In the first essay she affirms that there has always been a religious dimension to politics in America as there is in India. The conservative Christian churches openly campaigned for Bush and the Republican Party in the 2004 presidential elections.

The Hindutva of the BJP and the “Christiantva” of Republican Party/ Christian right have come under sharp criticism for their mixing religion with politics. After a persuasive discussion she comes to the conclusion that without a grounding in secular culture the governments chosen by the people, for the people and of the people will, “end up stifling the people in the name of God”.

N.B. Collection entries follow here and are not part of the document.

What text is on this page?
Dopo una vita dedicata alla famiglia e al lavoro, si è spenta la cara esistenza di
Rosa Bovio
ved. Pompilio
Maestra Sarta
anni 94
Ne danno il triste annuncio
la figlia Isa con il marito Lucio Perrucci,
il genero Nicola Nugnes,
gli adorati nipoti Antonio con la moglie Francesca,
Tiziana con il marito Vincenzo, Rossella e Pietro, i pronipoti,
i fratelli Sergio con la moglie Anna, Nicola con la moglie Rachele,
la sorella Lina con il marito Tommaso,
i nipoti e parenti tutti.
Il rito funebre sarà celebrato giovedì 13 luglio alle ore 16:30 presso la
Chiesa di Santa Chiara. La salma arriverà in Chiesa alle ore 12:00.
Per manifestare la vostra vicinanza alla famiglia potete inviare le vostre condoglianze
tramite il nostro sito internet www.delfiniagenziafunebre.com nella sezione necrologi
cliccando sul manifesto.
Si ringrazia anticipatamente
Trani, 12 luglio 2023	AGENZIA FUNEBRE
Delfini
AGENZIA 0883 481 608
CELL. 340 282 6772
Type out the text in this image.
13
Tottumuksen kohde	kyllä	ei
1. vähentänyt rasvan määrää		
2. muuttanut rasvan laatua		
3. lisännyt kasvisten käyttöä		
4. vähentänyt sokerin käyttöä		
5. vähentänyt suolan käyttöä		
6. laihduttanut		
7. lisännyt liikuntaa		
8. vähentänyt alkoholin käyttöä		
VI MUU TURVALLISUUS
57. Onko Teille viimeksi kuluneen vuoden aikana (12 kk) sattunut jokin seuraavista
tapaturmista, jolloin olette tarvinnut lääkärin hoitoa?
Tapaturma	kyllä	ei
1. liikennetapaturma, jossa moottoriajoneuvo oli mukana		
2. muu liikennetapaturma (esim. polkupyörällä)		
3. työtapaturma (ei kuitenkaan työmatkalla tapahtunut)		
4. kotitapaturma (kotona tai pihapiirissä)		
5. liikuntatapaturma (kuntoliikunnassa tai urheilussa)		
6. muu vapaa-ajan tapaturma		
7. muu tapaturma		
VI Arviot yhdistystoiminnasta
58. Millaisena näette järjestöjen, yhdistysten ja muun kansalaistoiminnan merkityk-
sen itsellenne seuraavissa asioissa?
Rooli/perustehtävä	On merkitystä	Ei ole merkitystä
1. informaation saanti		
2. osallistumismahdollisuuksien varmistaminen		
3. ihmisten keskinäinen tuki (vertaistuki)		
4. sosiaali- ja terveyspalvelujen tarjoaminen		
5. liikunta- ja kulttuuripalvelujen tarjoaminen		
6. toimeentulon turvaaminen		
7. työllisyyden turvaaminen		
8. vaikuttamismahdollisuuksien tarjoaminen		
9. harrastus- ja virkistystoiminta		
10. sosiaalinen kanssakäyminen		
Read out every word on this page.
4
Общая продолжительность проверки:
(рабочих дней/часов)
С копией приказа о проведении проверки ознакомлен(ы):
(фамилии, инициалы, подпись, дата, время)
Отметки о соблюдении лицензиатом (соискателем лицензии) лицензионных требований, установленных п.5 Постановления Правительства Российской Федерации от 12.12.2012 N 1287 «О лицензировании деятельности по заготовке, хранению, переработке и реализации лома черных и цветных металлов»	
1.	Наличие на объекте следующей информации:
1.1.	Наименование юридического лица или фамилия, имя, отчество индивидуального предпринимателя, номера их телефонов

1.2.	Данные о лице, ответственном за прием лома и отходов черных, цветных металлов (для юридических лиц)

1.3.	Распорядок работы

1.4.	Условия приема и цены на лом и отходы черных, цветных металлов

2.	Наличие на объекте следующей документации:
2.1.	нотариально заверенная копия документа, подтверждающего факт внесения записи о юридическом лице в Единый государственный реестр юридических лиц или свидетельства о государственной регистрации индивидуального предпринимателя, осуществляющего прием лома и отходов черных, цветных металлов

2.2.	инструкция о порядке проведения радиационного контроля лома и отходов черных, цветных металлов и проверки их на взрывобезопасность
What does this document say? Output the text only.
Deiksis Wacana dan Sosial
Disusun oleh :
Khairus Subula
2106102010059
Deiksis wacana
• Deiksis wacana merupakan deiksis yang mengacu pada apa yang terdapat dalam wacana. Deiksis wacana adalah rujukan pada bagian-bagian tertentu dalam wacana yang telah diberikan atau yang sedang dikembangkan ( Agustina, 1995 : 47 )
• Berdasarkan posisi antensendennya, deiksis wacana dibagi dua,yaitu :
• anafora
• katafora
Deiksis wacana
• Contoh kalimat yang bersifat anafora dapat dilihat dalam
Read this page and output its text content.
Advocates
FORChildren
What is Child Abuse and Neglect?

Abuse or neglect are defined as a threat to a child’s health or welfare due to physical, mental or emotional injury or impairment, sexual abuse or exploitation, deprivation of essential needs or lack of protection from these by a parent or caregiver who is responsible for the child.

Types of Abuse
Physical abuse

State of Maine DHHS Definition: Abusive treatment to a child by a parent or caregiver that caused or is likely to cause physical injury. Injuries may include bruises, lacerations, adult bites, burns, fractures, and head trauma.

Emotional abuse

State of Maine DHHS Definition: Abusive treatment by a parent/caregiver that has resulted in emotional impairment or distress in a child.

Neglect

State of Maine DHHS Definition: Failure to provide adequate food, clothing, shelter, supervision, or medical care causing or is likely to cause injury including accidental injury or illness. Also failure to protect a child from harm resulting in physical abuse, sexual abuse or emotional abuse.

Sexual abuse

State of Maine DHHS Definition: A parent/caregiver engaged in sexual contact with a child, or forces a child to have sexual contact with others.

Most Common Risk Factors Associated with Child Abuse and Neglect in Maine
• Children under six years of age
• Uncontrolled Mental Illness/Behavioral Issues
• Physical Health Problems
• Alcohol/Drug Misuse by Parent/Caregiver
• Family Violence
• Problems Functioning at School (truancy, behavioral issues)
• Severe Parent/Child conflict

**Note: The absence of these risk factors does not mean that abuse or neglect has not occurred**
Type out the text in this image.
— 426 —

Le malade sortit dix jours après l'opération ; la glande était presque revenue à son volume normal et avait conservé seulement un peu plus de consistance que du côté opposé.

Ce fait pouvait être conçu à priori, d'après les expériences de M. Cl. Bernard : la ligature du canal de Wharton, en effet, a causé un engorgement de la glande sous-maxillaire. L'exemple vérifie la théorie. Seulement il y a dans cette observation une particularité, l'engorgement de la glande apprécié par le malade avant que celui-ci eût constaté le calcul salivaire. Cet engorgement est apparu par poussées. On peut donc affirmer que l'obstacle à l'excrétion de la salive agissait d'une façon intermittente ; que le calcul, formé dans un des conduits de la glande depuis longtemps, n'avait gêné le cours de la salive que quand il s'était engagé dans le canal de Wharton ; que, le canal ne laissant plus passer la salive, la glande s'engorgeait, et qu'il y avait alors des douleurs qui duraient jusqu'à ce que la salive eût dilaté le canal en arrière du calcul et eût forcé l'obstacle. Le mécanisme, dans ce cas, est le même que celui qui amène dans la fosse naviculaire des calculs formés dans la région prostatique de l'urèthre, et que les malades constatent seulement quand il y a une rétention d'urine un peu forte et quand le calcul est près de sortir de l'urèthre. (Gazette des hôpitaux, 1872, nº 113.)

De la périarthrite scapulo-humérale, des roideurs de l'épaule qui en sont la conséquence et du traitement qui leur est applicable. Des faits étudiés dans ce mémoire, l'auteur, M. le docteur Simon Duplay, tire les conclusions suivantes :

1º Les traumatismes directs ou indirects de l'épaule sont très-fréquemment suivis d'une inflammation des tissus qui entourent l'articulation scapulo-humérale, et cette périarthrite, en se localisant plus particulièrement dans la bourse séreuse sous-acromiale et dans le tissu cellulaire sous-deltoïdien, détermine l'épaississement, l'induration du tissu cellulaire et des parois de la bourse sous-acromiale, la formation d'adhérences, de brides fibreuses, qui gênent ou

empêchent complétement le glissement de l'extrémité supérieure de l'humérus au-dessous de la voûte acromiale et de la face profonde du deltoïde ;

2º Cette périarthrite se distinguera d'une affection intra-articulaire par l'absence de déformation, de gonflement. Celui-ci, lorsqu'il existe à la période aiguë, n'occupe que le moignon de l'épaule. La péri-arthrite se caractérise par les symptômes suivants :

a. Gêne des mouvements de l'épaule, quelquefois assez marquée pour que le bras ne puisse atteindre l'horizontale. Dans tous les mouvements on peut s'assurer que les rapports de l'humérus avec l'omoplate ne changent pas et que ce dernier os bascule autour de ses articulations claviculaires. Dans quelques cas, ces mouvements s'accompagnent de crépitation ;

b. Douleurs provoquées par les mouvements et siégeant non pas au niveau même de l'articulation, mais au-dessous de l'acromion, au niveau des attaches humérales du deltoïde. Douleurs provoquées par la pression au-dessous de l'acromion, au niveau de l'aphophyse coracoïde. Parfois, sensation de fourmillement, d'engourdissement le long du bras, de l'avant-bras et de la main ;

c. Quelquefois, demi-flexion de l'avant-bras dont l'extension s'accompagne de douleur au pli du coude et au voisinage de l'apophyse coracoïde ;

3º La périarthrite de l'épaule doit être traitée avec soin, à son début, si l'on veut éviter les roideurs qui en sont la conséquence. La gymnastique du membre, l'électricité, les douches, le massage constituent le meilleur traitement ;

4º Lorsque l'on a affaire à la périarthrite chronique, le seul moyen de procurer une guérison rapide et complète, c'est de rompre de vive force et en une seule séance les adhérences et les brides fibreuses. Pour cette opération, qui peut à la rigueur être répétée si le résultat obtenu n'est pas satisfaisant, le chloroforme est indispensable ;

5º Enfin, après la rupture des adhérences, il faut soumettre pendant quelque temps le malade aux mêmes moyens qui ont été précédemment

The second essay is about the propensity of Hindus to lend religious colour to any and every movement, whether it is for water conservation, social forestry, or AIDS awareness. She sees danger in the emerging nexus between the Hindu nationalists and the non-pagan elements of the European New Right. In the third essay, she deprecates the Hindus of a higher order to accept without questioning the authority of the Vedas. The book is eminently readable and fit for scholarly debate. One cannot however resist raising the question as to why she has singled out the BJP for criticism, while sparing the pseudo secular party, which ruled the country for over 4 decades, masquerading all the while as a secular party, which in actuality was mixing religion with politics for electoral gains.